The year tested President Biden, opening new chapters to old conflicts overseas.
First, a buildup of Russian troops resembles Moscow's invasion of Ukraine in 2014.
"As we meet today, Russia has ratcheted up its threats and amassed nearly 100,000 forces on Ukraine's border, which it could double on relatively short order," said Secretary of State Antony Blinken.
President Biden's June summit, December virtual meeting, and multiple calls with Vladimir Putin haven't abated the threat. So far, neither have warnings of unprecedented consequences.
Rising tensions don't end with Russia. China has been watching closely. Its government and People's Liberation Army are using the U.S. response to calibrate plans for the democratic island of Taiwan.
"In fact, the PLA is likely preparing for a contingency to unify the PRC by force while simultaneously attempting to deter, delay or deny third party intervention on Taiwan's behalf," said Ely Ratner, assistant secretary of defense for Indo-Pacific Security Affairs.
Both Taiwan and Ukraine receive U.S. diplomatic support, military training, and weapons.
But China continues to be the president’s biggest national security headache — his first year marked by Beijing’s alarming military advances, including hypersonic weapons built to evade U.S. missile defense systems.
And there's still no consensus from the U.S. intelligence community over the origins of COVID-19.
"The intelligence community does not know exactly where, when, or how the COVID-19 virus was transmitted initially," Director of National Intelligence Avril Haines said.
The administration hasn't put forth measures to address China's refusal to comply with international probes.
In the Middle East, the president faced more challenges. Indirect nuclear talks with Iran showed little progress.
And his approval rating fell below 50% in August, the day after the Afghan Taliban took control of Kabul. A chaotic pullout ensued, with more than 100,000 people evacuated and 13 U.S. service members and dozens of Afghans killed in an ISIS-K attack. The 20-year war ended, but it gave way to a humanitarian crisis and growing terrorist groups.

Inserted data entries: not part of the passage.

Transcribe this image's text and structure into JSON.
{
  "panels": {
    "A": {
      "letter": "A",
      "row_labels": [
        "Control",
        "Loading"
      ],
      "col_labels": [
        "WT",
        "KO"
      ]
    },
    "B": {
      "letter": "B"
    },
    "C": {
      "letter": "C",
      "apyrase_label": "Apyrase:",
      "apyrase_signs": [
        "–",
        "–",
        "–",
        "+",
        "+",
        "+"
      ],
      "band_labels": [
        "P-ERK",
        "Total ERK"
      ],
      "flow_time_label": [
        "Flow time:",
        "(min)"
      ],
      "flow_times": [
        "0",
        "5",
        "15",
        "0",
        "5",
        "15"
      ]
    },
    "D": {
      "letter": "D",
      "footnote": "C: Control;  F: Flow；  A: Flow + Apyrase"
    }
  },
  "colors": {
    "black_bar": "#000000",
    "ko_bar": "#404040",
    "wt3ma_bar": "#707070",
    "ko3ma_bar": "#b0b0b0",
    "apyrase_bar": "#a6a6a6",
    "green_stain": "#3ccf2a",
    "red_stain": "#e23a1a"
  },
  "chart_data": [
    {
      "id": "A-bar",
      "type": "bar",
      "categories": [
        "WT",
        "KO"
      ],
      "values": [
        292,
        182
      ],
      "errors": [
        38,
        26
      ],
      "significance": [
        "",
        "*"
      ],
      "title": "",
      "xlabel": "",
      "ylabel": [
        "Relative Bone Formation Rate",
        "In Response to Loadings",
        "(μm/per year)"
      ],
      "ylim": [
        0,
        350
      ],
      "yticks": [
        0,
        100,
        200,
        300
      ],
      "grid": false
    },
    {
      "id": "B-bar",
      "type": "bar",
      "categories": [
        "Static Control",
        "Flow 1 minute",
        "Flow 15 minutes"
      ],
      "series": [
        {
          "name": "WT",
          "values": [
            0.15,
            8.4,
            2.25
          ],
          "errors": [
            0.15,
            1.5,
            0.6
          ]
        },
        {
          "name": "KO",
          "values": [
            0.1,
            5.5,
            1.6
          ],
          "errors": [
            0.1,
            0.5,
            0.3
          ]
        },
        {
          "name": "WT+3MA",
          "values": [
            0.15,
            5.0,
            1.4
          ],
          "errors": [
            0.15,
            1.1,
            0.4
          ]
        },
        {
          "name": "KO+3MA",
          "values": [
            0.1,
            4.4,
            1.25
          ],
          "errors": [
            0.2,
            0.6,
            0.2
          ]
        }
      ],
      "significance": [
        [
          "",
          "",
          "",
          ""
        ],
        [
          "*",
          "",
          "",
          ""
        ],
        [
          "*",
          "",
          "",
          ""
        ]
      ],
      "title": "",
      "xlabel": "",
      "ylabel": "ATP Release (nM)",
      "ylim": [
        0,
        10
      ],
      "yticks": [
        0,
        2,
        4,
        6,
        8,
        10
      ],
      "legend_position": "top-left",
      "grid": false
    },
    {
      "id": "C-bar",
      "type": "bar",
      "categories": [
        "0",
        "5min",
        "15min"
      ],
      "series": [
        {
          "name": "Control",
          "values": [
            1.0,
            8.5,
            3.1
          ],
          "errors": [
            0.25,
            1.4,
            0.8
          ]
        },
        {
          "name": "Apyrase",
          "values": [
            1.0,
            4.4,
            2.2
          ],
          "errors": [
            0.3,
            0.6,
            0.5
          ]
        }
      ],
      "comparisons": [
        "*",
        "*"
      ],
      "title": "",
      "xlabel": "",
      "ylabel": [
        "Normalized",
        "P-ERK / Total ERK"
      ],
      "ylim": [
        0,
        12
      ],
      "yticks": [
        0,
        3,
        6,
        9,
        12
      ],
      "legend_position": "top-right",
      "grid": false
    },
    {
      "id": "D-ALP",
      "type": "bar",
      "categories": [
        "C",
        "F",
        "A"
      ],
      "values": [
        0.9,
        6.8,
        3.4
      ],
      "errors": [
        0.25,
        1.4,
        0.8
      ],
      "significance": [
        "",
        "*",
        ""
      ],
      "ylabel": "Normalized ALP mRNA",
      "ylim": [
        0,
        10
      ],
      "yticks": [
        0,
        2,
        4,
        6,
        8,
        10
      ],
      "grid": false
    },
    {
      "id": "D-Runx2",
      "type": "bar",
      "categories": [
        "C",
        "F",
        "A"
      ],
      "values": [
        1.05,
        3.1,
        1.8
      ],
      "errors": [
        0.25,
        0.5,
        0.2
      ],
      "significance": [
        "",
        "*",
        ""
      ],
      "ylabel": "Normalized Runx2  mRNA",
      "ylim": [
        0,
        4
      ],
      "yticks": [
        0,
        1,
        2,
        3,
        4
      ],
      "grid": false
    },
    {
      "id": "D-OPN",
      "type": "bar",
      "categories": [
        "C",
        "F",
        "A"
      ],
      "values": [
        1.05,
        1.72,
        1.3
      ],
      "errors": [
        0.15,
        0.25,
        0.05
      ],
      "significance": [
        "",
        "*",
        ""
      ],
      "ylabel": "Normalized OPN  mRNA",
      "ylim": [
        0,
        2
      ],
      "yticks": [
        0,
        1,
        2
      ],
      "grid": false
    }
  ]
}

"It's a real possibility in the not-too-distant future, six, 12, 18, 24, 36 months, that kind of time frame, for reconstitution of Al-Qaeda or ISIS," said Joint Chiefs of Staff Chairman Gen. Mark Milley.
Departing from "America First" policies, the president improved relations with allies, presenting a stronger front against adversaries.
"I'm sending a clear message to the world," President Biden said. "America is back."
But in September, a new security partnership led to a diplomatic spat: The U.S., with the U.K., made a deal to provide nuclear submarines to Australia, in the hopes of countering China in the Indo-Pacific. The move excluded Washington's oldest ally, France, and undercut its submarine deal with Australia, sparking outrage in Paris.